Burton Kimball stiffened under Ernie Carpenter’s suddenly chilly gaze. “Why do you want to know?”

“Just answer the question.”

“I went drinking.”

“Where?”

“Up the Gulch. The Blue Moon.”

“How long did you stay there?”

“Awhile. I don’t know exactly. I don’t remember.”

“And where did you go after that?”

As soon as Burton Kimball realized he was actually under suspicion, he snapped. “That’s none of your damn business, Ernie. Now get the hell out of here. And the next time you open your big mouth around me, you’d better either be apologizing or reading me my damn rights. Understand?”

Without another word, Ernie Carpenter scooped up the dog tags and beat it for the door. Burton sat frozen at his desk until the heavy outside door slammed shut behind the retreating detective.

Only after it closed did Burton get up. He staggered around the desk and pushed the knob that locked his office door from the inside.

Then, like a dazed sleepwalker, he groped his way blindly back to his desk. He dropped heavily into the chair and sat there, staring straight ahead while his fingers clung desperately to the polished edge of his desk. It was almost as if his white knuckled grip was all that was keeping him from being flung far into lifeless, timeless space.

Eventually, the all-enveloping, childlike whimper he had been trying so desperately to suppress managed to work its way to the surface. Forty-five years after the fact, the little boy who had never once cried aloud over his father’s desertion or his mother’s death put his arms on the desk, laid his head on his arms, and sobbed.

Afterward, he just sat there, dry-eyed and with out moving, totally unaware of the passage of time. Finally, an unexpected knock on the door startled him out of his painful reverie.

“Go away, Maxine,” he growled. “I don’t want to talk to anybody.”

“It’s me,” Linda Kimball replied tentatively.

“Maxine called to see if you’d come home yet. She said she thought something was wrong. I decided to come see for myself. Can I come in?”

“Come ahead.”

“I can’t. The door’s locked.”

Burton got up and stumbled around the desk.

Even though he hadn’t had a drop of liquor since Tuesday at the Blue Moon, he felt as though he’d been drinking. As though he were drunk.

When Linda Kimball saw her husband’s ray aged face, she put her hand to her mouth. “Burton!” she exclaimed. “What is it? What’s wrong?

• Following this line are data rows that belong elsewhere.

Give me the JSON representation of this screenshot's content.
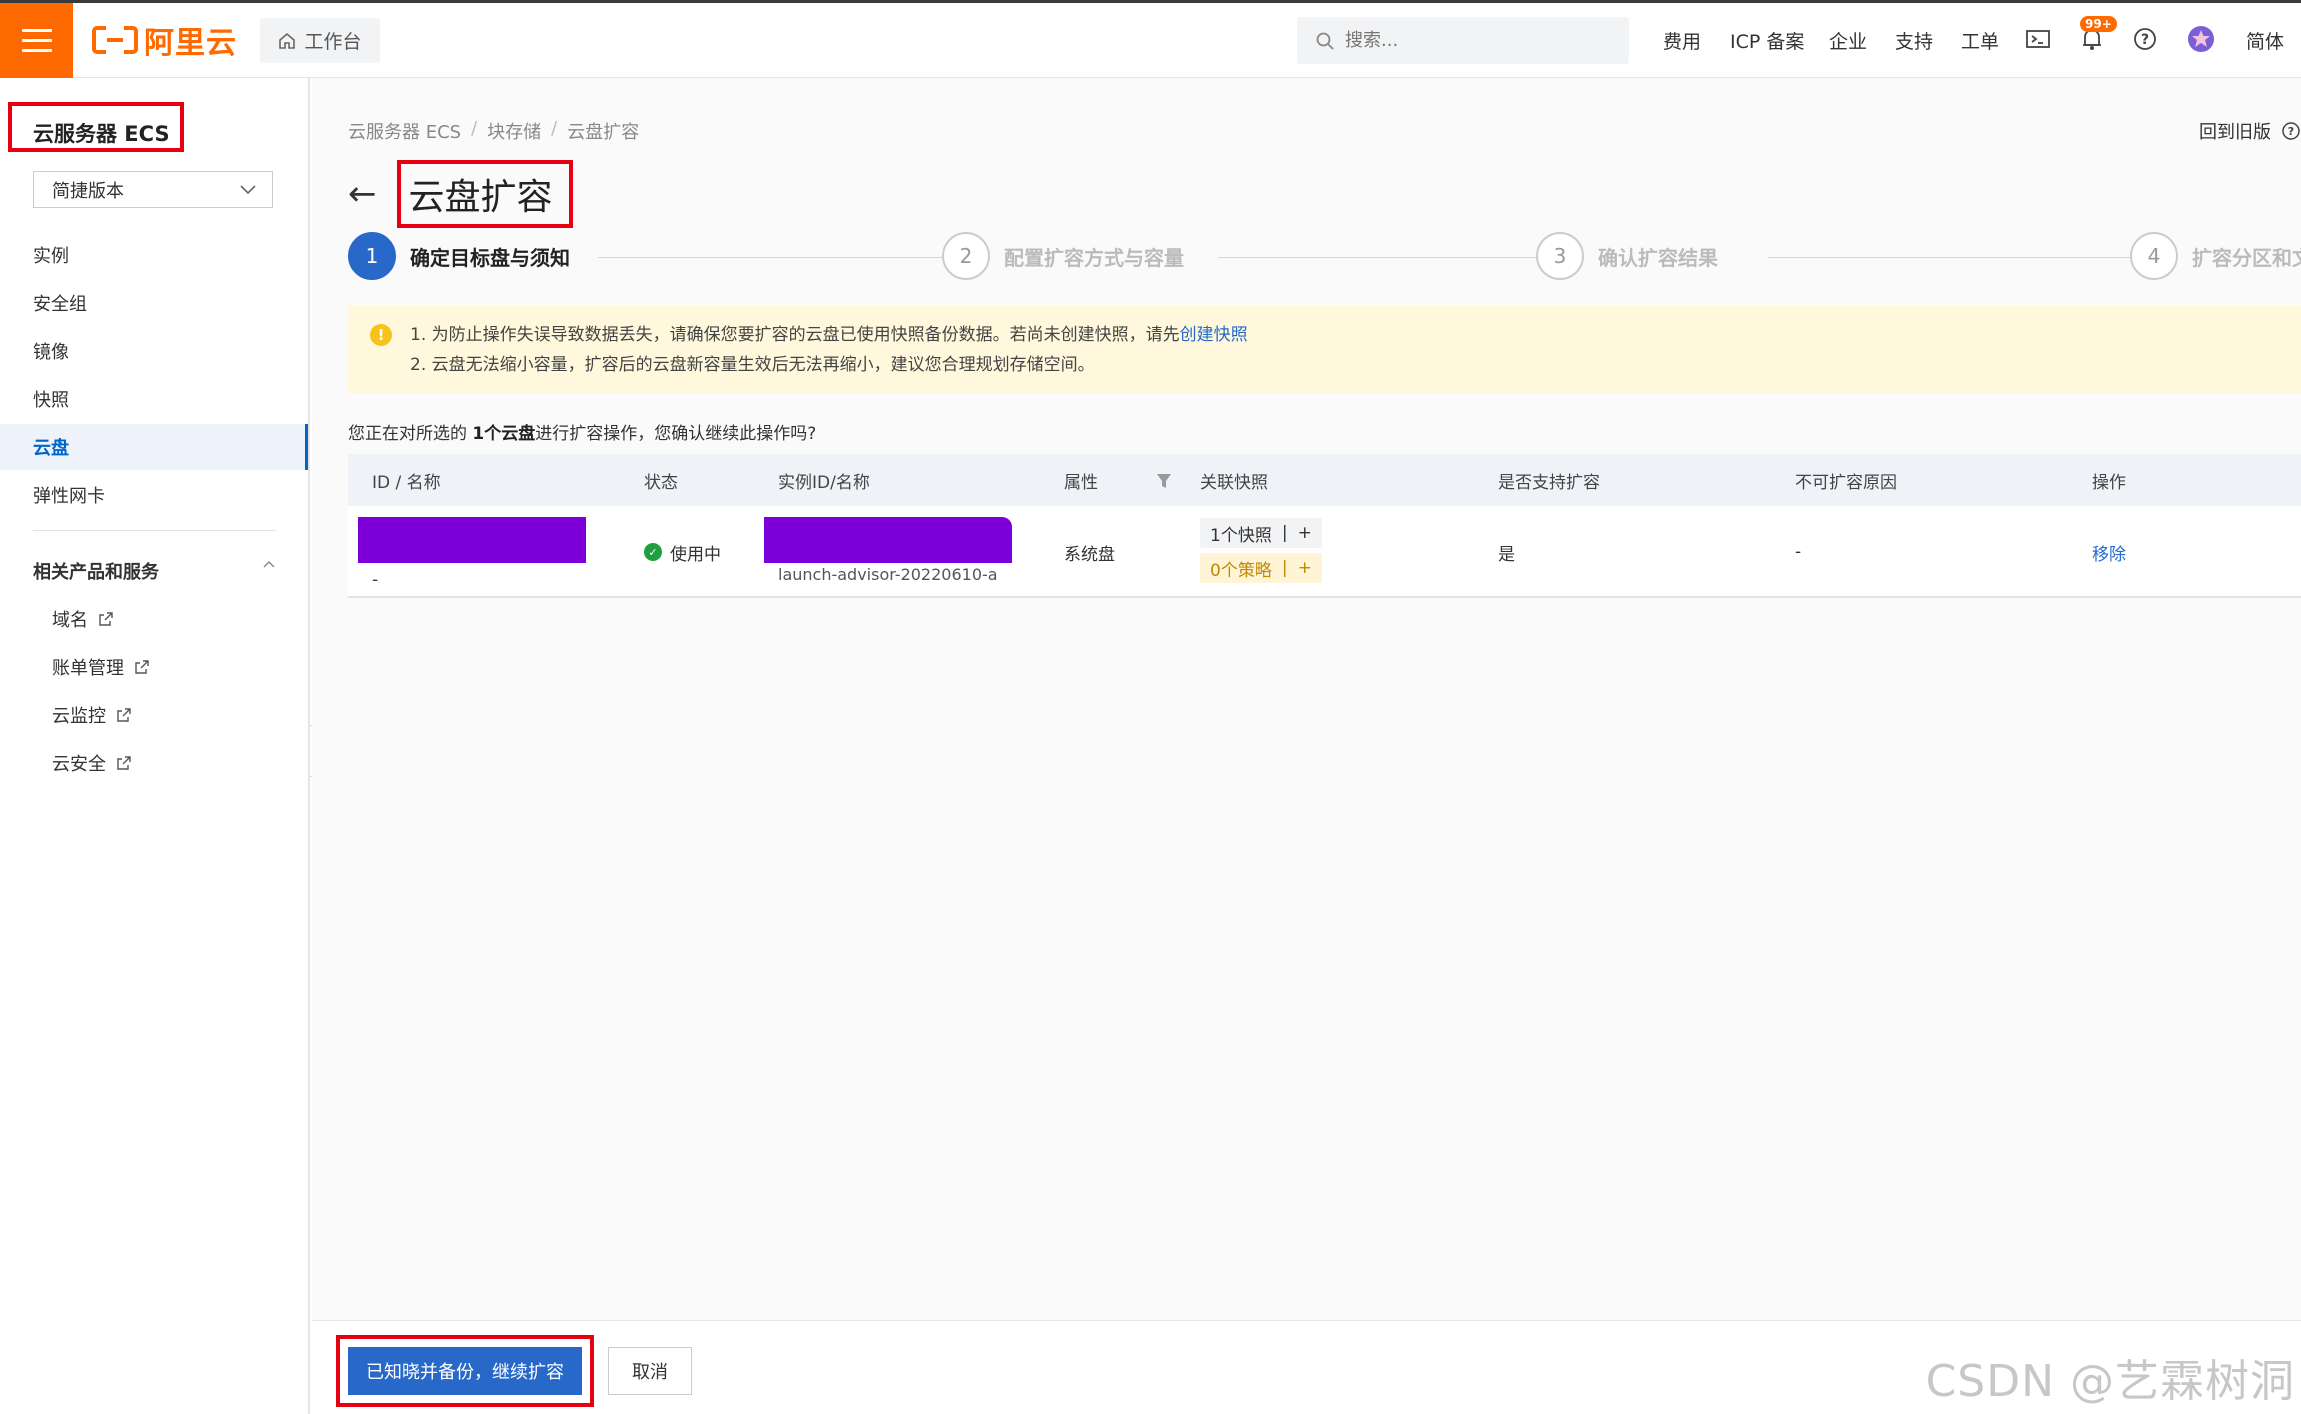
{
  "topbar": {
    "logo_text": "阿里云",
    "workbench_label": "工作台",
    "search_placeholder": "搜索...",
    "links": [
      "费用",
      "ICP 备案",
      "企业",
      "支持",
      "工单"
    ],
    "notification_badge": "99+",
    "lang_label": "简体"
  },
  "sidebar": {
    "title": "云服务器 ECS",
    "version_select": "简捷版本",
    "items": [
      "实例",
      "安全组",
      "镜像",
      "快照",
      "云盘",
      "弹性网卡"
    ],
    "active_item": "云盘",
    "section_title": "相关产品和服务",
    "related": [
      "域名",
      "账单管理",
      "云监控",
      "云安全"
    ]
  },
  "main": {
    "breadcrumb": [
      "云服务器 ECS",
      "块存储",
      "云盘扩容"
    ],
    "back_old_label": "回到旧版",
    "page_title": "云盘扩容",
    "steps": [
      {
        "num": "1",
        "label": "确定目标盘与须知"
      },
      {
        "num": "2",
        "label": "配置扩容方式与容量"
      },
      {
        "num": "3",
        "label": "确认扩容结果"
      },
      {
        "num": "4",
        "label": "扩容分区和文"
      }
    ],
    "notice": {
      "line1_prefix": "1. 为防止操作失误导致数据丢失，请确保您要扩容的云盘已使用快照备份数据。若尚未创建快照，请先",
      "line1_link": "创建快照",
      "line2": "2. 云盘无法缩小容量，扩容后的云盘新容量生效后无法再缩小，建议您合理规划存储空间。"
    },
    "confirm_prefix": "您正在对所选的 ",
    "confirm_bold": "1个云盘",
    "confirm_suffix": "进行扩容操作，您确认继续此操作吗?",
    "table": {
      "headers": [
        "ID / 名称",
        "状态",
        "实例ID/名称",
        "属性",
        "关联快照",
        "是否支持扩容",
        "不可扩容原因",
        "操作"
      ],
      "rows": [
        {
          "id_sub": "-",
          "status": "使用中",
          "instance_sub": "launch-advisor-20220610-a",
          "attr": "系统盘",
          "snapshot": "1个快照",
          "policy": "0个策略",
          "expandable": "是",
          "reason": "-",
          "action": "移除"
        }
      ]
    }
  },
  "footer": {
    "confirm_label": "已知晓并备份，继续扩容",
    "cancel_label": "取消",
    "watermark": "CSDN @艺霖树洞"
  },
  "colors": {
    "brand": "#ff6a00",
    "primary": "#2768c9",
    "highlight_box": "#e60012",
    "redaction": "#7b00d9"
  }
}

Burton shook his head and blundered back to his desk. “You won’t believe it,” he said. “Never in a million years.”

“Yes, I will,” Linda insisted. “Tell me.”

Joanna PICKED up Jenny from the Bradys’ house at six and drove straight home. She couldn’t wait to strip out of her good clothes and the cumbersome bulletproof vest that had rubbed the skin under her arms until it was raw.

While Jenny went to her room to do homework, her mother set about cooking dinner. It seemed strange to look forward to an entire evening at home, an evening with no speeches to write or give, no campaign strategy meetings to oversee.

The sudden sense of decompression was almost palpable. For the first time in months, Joanna Brady had only one job to do instead of two.

While searching the refrigerator for leftover vegetables to put in the roast-beef hash, she discovered two forgotten Tupperware containers shoved into the far back corner of the bottom shelf. One contained a few desiccated and no-longer-green peas. The second, filled with some kind of mystery food, sported a brilliant layer of fuchsia-colored mold and exuded a powerful odor that somehow reminded her of the glory hole. And at that moment she didn’t want to think about the glory hole or Harold Patterson or Thornton Kimball.

Firmly shutting the lids on the two containers, Joanna tossed them into the sink, promising to clean both them and the refrigerator right after dinner. It was time to start paying attention to the little things again, to catch up on some of the domestic housekeeping chores that-in the after math of Andy’s death-had been allowed to fall victim to disinterest and neglect.

Jenny came to dinner promptly when called and slipped silently into her usual place in the breakfast nook. “How was school today?” Joanna asked cheerfully, trying to bridge mealtime’s now-customary silence as she filled Jenny’s plate.

“Okay, I guess,” the child answered, ducking her chin and not meeting her mother’s questioning gaze. “How was work?”

What should she answer? Joanna wondered Should she talk about finding Harold Patterson’s body? Should she tell Jenny the old man had possibly been murdered or protect her from that knowledge? Harold had always been one of the kind old men who bought Girl Scout cookies from Jenny’s makeshift stand in front of the post office. He wouldn’t be doing that anymore. Ever. Was Jennifer Brady tough enough to deal with the awful details of one more violent death in her small circle of acquaintances?

“It was okay, too,” Joanna answered finally, choking on the distancing words and pained by the strained formality between them. Would she and her daughter ever be easy with one another again?